Descriptions from the blog at moviecricket.net:

  • Benevolent Ba, written and directed by Diffan Sina Norman, shows a Muslim family in Malaysia, who have driven to fulfill the mother’s wishes of having a goat humanely slaughtered by Muslim halal protocols. Somehow, Michael Jackson’s “Thriller” is also involved in this quick, frenetic comedy.
  • Hot Flash, by Canadian director-writer Thea Hollatz, shows a TV weather forecaster dealing with a snowstorm and menopausal hot flashes at the same time. Animated, but definitely not for kids, this one’s funny, shocking and charming in equal measure.
  • The Deepest Hole, writer-director Matt McCormick’s cleverly surrealist documentary encompasses the Cold War, conspiracy theorist Art Bell, opportunistic televangelists, and the story of the race to bore a hole through the earth’s crust. (Warning: McCormick uses some strobing effects during this film, so if you’re sensitive to that sort of thing, close your eyes for a minute or two and just listen.)
  • Meats is essentially a filmed monologue by writer-director-actor Ashley Williams, as a pregnant vegan trying to rationalize her desire to butcher a whole lamb. Williams—who played Jim Gaffigan’s wife on his TV show and does a lot of Hallmark Channel Christmas movies (and, in real life, is sister to Kimberly Williams-Paisley)—pours a lot of humorous angst into nine minutes.
  • T is director Keisha Rae Witherspoon’s tender, eye-opening documentary about Miami’s T Ball, in which people model T-shirts and elaborate costumes to honor people in their lives who have recently died. Witherspoon follows three participants of the ball, collecting heartbreaking stories and memories that make the people telling them smile.
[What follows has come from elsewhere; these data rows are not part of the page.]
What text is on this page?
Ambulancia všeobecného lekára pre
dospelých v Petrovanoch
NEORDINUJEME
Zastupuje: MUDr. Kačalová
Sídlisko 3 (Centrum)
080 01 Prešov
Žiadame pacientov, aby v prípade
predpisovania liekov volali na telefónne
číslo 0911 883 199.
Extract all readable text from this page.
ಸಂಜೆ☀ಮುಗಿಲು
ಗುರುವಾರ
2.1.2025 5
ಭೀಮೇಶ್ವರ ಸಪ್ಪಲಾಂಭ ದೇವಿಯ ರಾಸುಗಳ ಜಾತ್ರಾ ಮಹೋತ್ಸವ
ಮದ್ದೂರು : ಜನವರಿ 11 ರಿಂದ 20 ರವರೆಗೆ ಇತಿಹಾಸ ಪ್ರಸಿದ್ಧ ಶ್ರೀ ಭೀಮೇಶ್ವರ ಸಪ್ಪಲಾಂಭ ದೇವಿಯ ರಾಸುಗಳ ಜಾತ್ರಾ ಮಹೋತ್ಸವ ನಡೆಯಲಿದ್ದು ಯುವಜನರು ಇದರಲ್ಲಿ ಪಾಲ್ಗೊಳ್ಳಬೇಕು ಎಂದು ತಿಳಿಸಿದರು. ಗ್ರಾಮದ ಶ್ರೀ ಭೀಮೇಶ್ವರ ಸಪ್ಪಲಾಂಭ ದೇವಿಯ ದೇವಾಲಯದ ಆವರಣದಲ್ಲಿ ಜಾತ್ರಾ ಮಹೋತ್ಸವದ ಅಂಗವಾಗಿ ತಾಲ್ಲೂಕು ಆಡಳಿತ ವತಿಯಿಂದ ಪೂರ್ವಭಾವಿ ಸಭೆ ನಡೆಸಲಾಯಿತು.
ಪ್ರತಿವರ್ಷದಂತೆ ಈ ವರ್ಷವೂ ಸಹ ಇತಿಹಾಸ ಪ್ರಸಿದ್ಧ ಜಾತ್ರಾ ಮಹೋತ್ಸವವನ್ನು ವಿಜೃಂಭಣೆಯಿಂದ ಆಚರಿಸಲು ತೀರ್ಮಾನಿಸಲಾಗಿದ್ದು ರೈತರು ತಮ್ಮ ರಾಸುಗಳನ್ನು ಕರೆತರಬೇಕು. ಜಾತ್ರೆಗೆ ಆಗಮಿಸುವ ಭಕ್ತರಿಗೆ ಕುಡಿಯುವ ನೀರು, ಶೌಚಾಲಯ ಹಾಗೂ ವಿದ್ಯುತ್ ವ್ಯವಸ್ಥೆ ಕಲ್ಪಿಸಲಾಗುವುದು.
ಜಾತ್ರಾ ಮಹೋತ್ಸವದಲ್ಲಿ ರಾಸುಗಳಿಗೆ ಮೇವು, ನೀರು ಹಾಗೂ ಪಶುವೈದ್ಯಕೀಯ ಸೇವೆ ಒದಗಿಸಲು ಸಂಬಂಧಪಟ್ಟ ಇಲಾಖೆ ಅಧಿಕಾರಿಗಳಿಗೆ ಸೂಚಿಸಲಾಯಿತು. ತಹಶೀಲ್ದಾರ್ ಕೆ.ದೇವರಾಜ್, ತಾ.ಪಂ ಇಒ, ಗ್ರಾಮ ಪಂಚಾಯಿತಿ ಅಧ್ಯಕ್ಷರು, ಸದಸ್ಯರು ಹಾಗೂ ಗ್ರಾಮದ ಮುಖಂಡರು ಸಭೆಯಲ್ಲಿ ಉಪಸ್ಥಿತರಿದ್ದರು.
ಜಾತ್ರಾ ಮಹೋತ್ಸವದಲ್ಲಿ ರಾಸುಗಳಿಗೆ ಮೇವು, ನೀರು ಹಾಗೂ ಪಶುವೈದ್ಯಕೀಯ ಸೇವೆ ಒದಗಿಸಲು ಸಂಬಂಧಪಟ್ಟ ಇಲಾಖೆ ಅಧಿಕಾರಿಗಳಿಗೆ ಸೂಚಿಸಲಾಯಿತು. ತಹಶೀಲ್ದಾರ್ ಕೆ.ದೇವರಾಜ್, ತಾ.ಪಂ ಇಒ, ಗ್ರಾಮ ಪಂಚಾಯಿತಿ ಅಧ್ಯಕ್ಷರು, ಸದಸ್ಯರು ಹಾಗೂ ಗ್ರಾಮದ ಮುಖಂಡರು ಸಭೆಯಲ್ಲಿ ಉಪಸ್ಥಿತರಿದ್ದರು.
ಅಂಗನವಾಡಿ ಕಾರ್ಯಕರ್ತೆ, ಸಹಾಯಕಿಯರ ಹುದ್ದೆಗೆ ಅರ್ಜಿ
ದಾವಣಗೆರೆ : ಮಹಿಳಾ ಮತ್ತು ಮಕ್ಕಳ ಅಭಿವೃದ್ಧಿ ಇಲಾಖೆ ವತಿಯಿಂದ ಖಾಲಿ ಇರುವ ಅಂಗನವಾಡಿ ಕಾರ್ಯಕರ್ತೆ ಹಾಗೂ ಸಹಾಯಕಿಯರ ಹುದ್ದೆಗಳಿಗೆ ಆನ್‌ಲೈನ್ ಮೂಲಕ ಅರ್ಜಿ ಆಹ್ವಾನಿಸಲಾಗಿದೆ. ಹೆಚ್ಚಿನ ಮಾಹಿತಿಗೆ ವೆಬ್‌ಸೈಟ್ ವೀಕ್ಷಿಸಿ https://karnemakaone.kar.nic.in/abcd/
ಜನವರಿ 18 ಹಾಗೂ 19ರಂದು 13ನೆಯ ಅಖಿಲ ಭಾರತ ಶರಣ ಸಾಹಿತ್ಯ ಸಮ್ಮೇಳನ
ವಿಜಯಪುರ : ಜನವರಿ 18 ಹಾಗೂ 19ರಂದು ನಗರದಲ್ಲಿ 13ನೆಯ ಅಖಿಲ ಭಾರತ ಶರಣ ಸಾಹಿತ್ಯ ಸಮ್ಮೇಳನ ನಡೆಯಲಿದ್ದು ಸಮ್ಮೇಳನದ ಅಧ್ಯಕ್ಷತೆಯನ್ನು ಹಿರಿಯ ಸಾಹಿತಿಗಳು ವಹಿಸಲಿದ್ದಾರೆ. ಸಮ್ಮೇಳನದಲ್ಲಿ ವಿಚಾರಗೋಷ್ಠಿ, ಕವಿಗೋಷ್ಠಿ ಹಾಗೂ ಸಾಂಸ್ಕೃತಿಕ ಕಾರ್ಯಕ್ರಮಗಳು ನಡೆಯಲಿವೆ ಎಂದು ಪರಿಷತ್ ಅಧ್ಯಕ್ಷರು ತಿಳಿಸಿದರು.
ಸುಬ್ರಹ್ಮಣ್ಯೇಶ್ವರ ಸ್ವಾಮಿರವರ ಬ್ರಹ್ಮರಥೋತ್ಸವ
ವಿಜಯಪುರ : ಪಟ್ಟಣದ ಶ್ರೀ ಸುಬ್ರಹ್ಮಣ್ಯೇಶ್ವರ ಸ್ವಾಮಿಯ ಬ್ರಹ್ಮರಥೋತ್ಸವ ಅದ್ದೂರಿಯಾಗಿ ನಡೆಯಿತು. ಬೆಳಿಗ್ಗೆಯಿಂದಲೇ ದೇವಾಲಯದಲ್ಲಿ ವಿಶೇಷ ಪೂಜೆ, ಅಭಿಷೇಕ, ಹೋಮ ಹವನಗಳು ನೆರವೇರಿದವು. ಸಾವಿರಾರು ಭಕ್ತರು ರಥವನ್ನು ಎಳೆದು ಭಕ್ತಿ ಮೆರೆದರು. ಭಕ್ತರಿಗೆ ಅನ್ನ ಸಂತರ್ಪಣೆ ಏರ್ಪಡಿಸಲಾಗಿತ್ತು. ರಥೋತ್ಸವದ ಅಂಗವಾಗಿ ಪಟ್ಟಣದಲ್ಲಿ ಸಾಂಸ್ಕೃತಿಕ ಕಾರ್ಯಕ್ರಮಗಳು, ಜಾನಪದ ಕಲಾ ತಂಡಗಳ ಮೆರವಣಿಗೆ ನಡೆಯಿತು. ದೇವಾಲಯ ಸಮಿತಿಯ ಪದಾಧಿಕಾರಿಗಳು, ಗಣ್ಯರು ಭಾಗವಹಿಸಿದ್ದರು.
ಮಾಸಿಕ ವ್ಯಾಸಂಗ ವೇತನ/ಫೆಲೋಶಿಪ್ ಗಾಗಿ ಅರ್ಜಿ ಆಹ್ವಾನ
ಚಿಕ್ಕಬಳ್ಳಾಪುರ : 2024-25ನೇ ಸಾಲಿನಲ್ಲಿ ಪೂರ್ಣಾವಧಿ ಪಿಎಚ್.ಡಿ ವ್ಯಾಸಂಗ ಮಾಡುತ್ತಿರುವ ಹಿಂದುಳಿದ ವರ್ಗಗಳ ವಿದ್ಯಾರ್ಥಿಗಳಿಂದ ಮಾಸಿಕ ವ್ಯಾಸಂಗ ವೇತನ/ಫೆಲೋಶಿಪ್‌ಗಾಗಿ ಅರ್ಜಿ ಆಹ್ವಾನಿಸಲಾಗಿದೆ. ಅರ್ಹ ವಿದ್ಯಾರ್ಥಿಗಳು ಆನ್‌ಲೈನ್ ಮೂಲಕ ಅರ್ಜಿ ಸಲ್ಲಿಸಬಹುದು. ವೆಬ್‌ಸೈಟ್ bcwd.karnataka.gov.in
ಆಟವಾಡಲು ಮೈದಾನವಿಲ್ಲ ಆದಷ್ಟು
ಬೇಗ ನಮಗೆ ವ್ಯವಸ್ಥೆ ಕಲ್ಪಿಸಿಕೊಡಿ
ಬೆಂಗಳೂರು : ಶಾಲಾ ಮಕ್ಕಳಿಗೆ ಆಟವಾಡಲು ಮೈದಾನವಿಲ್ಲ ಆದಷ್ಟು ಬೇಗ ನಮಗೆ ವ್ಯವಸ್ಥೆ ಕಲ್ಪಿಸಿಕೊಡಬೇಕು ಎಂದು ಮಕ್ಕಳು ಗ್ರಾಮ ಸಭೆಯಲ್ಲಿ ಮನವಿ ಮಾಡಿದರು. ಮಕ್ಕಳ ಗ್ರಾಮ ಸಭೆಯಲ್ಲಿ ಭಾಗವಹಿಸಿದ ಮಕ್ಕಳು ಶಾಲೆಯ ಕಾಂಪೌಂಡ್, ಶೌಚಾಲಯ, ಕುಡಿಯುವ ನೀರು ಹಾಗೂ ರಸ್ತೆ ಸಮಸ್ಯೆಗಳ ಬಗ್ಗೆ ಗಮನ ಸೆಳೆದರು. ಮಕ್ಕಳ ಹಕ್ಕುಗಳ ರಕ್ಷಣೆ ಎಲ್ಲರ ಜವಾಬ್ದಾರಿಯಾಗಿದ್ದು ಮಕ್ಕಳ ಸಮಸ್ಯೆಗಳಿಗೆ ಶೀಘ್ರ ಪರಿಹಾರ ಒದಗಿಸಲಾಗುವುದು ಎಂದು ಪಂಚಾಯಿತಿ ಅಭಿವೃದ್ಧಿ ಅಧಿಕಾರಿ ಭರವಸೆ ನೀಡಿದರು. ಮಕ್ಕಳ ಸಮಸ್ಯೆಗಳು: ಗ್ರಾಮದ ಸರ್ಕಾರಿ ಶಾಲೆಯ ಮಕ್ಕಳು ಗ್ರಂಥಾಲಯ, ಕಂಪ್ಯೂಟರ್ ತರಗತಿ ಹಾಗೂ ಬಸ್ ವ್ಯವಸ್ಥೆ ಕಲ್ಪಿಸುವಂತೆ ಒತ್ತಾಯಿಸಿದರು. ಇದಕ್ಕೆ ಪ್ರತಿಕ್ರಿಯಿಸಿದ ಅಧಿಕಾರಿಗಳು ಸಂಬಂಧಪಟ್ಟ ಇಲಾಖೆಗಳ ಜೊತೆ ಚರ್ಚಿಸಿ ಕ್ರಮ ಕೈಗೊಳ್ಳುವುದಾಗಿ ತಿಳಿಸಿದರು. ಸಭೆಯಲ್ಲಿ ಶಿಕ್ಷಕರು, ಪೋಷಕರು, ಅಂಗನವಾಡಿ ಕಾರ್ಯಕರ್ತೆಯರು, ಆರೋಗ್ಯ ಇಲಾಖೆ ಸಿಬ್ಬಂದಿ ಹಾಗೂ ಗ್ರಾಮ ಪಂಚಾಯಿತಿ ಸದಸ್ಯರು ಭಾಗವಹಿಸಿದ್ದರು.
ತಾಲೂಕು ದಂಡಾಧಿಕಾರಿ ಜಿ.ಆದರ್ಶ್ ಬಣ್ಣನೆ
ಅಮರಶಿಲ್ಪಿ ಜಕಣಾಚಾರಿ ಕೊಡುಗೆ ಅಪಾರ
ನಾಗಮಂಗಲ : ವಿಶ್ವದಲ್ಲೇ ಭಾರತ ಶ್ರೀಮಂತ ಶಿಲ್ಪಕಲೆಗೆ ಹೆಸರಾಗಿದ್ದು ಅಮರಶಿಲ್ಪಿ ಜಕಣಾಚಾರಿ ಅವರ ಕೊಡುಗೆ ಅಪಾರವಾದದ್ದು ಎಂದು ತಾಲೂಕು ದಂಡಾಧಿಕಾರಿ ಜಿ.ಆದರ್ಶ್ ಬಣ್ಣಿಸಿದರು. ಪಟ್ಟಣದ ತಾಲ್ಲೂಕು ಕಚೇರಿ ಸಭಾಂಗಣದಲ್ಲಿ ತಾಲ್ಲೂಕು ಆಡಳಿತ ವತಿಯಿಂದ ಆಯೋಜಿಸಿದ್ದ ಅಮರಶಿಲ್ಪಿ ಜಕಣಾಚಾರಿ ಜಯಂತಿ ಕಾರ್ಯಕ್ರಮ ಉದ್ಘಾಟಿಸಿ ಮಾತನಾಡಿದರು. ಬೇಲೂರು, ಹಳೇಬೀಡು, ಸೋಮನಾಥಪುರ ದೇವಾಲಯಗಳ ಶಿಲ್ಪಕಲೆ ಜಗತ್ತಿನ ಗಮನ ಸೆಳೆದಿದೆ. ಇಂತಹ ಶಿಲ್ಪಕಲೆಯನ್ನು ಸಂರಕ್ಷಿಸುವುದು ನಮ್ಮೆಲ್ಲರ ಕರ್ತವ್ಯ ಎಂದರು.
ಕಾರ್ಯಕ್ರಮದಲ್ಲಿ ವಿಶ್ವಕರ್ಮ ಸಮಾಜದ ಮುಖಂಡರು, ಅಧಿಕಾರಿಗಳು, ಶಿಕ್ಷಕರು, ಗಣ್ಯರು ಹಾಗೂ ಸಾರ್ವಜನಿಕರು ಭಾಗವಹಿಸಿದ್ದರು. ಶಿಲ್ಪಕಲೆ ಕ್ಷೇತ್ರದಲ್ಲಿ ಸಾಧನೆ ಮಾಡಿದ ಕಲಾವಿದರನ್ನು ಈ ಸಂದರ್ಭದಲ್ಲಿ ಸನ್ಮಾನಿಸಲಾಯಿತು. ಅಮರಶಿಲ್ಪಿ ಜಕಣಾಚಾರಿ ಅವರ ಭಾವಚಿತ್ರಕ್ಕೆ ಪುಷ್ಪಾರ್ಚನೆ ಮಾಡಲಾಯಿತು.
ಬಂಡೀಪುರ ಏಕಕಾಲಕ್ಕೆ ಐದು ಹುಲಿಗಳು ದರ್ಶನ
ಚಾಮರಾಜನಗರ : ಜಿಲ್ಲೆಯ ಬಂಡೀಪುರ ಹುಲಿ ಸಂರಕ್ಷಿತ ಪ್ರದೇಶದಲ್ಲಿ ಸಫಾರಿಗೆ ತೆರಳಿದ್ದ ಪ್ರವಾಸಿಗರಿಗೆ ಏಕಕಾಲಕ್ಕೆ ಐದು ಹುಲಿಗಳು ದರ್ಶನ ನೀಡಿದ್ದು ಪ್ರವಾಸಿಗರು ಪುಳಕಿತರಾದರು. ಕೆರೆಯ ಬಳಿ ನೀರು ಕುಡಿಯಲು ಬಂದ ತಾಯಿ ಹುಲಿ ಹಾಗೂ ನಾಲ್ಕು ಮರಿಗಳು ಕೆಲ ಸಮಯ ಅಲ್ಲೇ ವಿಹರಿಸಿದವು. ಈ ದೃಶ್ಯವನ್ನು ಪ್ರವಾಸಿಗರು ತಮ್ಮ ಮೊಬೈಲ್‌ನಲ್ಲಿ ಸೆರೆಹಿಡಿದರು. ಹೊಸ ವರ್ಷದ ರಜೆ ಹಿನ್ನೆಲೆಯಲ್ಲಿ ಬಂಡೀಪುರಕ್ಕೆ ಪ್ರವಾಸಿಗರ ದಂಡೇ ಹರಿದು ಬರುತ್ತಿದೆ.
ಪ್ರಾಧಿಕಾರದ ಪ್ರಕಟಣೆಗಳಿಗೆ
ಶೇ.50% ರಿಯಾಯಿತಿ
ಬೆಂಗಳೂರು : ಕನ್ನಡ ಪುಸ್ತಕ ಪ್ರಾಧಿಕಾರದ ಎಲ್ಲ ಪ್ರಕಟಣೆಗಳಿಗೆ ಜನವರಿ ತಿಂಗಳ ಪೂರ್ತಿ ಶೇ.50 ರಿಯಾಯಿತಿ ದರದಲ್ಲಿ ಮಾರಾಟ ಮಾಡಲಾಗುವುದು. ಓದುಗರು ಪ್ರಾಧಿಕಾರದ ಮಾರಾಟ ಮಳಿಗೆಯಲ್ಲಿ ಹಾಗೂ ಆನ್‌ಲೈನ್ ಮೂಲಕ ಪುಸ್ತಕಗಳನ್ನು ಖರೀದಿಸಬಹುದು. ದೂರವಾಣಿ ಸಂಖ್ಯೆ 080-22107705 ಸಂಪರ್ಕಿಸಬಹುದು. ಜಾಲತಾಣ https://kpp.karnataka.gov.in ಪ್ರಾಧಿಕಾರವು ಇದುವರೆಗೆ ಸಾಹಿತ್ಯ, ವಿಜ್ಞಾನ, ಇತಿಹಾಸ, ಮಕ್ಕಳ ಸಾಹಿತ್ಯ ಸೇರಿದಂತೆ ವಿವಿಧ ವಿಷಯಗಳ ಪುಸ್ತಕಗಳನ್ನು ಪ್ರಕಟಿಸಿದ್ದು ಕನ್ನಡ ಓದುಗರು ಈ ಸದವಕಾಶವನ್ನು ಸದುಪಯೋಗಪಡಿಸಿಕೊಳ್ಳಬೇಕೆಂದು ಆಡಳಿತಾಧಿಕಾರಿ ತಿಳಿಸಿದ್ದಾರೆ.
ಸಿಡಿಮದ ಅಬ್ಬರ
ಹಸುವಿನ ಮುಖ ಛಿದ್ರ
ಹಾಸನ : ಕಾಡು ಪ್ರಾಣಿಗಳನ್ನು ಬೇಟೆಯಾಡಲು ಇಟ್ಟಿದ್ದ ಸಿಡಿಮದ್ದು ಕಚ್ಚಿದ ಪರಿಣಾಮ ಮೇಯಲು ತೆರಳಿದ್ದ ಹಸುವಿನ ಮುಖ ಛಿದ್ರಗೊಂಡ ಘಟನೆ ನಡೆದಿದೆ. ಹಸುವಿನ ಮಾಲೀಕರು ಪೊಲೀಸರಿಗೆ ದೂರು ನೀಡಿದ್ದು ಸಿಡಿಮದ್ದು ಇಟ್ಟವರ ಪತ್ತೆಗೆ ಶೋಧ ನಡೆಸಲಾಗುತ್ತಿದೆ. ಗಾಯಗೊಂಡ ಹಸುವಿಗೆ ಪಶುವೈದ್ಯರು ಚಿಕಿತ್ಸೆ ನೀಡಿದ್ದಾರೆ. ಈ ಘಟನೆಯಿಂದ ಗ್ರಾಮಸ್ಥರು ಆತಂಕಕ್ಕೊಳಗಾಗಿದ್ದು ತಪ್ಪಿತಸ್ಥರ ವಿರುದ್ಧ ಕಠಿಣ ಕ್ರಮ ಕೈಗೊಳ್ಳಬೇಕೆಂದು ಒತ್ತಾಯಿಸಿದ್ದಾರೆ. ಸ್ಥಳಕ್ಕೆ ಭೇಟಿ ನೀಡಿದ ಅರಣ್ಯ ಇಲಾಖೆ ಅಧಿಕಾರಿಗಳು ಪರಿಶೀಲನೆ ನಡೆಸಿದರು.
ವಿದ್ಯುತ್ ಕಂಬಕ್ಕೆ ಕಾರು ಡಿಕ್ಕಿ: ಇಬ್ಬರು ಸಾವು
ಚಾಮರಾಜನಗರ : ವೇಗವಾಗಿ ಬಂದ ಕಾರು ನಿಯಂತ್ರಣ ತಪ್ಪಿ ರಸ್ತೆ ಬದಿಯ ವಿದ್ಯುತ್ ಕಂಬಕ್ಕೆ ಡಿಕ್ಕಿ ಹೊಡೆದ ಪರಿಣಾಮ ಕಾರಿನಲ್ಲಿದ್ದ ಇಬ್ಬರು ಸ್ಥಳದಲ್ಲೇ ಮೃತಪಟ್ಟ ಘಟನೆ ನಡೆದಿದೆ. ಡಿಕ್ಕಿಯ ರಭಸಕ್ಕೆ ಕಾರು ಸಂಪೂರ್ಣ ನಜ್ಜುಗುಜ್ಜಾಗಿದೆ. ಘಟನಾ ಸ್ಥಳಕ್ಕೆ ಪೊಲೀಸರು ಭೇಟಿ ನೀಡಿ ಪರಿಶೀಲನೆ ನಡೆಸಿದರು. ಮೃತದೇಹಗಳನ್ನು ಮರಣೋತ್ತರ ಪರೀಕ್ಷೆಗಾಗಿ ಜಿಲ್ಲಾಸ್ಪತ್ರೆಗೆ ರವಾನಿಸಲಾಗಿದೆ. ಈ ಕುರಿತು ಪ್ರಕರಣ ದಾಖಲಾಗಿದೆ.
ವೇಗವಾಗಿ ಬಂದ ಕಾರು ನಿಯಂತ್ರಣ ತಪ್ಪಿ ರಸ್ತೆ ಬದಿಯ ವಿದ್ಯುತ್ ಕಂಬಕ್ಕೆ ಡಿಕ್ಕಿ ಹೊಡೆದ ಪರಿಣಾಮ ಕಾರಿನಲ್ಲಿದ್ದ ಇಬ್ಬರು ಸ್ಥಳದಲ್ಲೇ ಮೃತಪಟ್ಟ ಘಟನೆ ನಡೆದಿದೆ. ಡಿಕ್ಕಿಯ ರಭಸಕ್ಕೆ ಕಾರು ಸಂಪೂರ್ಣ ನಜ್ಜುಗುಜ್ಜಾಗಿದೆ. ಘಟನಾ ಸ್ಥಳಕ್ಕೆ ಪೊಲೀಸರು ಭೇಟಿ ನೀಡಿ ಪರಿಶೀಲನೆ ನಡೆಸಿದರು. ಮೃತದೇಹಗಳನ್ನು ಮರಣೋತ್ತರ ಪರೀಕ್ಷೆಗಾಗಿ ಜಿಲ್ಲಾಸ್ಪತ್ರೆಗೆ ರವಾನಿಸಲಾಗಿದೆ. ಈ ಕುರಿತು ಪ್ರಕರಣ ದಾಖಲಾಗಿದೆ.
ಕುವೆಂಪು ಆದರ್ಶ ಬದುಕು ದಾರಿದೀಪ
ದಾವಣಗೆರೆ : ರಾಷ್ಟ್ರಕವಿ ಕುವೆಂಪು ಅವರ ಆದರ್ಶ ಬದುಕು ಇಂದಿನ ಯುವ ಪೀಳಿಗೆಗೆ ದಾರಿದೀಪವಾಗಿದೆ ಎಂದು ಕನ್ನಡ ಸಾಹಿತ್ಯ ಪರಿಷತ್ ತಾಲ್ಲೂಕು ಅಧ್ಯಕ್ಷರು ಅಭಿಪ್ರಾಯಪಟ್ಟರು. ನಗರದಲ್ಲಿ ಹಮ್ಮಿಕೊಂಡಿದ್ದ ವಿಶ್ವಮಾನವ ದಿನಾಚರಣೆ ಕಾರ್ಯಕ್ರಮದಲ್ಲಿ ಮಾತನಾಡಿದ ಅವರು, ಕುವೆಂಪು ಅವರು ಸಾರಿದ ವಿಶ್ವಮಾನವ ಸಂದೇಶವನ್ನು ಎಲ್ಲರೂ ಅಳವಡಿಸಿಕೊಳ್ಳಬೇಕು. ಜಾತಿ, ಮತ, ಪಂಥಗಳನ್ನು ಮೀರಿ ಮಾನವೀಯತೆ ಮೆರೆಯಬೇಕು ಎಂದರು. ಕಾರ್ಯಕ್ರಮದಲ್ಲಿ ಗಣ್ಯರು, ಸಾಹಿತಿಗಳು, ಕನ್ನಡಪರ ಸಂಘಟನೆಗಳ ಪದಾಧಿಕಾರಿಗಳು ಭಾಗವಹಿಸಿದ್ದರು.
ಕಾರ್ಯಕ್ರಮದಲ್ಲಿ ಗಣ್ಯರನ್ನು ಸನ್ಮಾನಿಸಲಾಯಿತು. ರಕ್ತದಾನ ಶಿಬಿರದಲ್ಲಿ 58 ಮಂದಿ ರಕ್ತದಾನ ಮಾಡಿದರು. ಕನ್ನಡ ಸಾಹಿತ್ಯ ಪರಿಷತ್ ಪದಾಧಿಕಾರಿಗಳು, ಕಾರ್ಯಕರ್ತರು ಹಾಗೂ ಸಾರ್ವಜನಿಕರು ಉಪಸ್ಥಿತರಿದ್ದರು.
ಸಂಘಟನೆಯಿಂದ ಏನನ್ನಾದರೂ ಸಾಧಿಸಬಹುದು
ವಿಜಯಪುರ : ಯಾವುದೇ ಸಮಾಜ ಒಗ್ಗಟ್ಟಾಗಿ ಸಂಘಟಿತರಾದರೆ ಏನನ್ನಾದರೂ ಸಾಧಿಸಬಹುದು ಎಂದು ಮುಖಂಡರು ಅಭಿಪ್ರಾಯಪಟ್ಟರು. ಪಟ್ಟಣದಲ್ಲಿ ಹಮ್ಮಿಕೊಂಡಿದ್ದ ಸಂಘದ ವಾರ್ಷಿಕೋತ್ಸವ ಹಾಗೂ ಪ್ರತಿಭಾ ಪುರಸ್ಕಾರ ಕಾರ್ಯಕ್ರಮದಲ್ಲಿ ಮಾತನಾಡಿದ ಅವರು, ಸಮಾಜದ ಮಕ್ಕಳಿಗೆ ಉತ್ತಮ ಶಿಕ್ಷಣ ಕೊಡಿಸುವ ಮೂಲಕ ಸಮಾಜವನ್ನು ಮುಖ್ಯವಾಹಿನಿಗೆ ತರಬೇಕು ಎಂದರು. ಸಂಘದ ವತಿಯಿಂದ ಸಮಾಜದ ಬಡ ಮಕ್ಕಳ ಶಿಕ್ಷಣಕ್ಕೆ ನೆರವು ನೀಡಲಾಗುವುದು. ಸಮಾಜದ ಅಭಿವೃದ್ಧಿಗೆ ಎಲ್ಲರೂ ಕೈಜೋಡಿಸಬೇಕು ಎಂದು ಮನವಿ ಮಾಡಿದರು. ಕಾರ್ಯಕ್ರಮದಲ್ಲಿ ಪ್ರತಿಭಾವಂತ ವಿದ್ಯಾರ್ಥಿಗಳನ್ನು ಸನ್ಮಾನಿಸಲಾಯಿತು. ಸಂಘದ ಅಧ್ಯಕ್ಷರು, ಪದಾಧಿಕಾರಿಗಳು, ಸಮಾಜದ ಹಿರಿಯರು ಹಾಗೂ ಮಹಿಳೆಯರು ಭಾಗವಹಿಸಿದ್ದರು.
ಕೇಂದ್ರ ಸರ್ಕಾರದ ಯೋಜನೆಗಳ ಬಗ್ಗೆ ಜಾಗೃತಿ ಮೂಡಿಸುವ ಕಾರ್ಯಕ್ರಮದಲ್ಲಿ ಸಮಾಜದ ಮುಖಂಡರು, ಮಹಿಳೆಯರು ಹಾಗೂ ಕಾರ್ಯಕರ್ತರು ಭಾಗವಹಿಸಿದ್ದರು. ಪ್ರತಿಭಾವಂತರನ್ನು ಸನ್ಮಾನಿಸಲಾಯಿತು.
  • So What If the Goats Die?, this year’s Grand Jury Prize winner for shorts, is the standout of this program. Writer-director Sofia Alaoui goes back to her home country, Morocco, for this engrossing story of a goatherd who rides into town, only to find everyone has disappeared. Is it the end of the world? That’s one of the questions Alaoui’s spare, compelling story considers, with intelligence and heart.